The reduction of complex political questions to physiology, mental or physical, may be appealing in its simplicity but it is ultimately unsatisfactory.
For example, it is true that the Pope may have had haemorrhoids when approached on the subject of the divorce of Catherine of Aragon from Henry VIIIth.
However while this may have influenced the manner of his judgement on the issue at the time, it probably had little effect on the substance.
Put another way, an anal fixation can barely be considered a more reasonable analysis for a basis for government than the ability to draw a sword from a stone, the mooted foundation of King Arthur's power and ultimately the British Empire.
An alternative and equally simple argument is that some little squit of an apparatchik was given the task of calculating, within a five year plan, the quantity of toilet paper that would be used by the Czech population.
The story goes, according to Czech folklore, that this particular cog in the wheel of the administration suffered from chronic constipation and therefore had a quite misconceived idea of the consumption of toilet paper that was appropriate.
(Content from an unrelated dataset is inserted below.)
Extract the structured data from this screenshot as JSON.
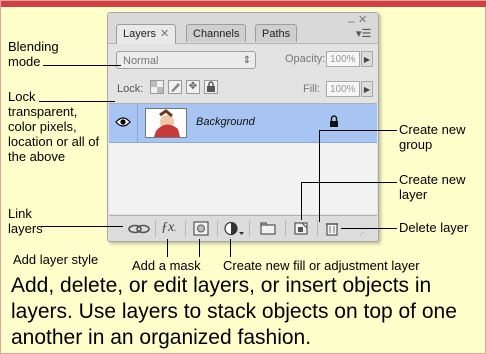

This lead to an equally chronic shortage in the command economy.
However this explanation suffers from a lack of generality.
It is, after all, difficult to conceive of why the decision to calculate the consumption of toilet paper was given in Czechoslovakia, Cuba and the DDR only to constipated apparatchiks in all three countries.
Thus the issue remains something of a mystery, the solution of which may cast new light on the rise and fall of socialism - or it may not.
Certainly within the European context the problem of toilet paper, or what to use when paper was a scarce commodity, is an old one.
Rabelais writing nearly 500 years ago devoted a considerable passage in Pantagruel and Gargantua to just this topic, opting, I seem to remember, for a goose's neck.
He would surely have been the political commentator of choice to discuss the issues raised here but for the time being you, the reader, will have to do with myself and this somewhat febrile contribution to what remains a fascinating problem.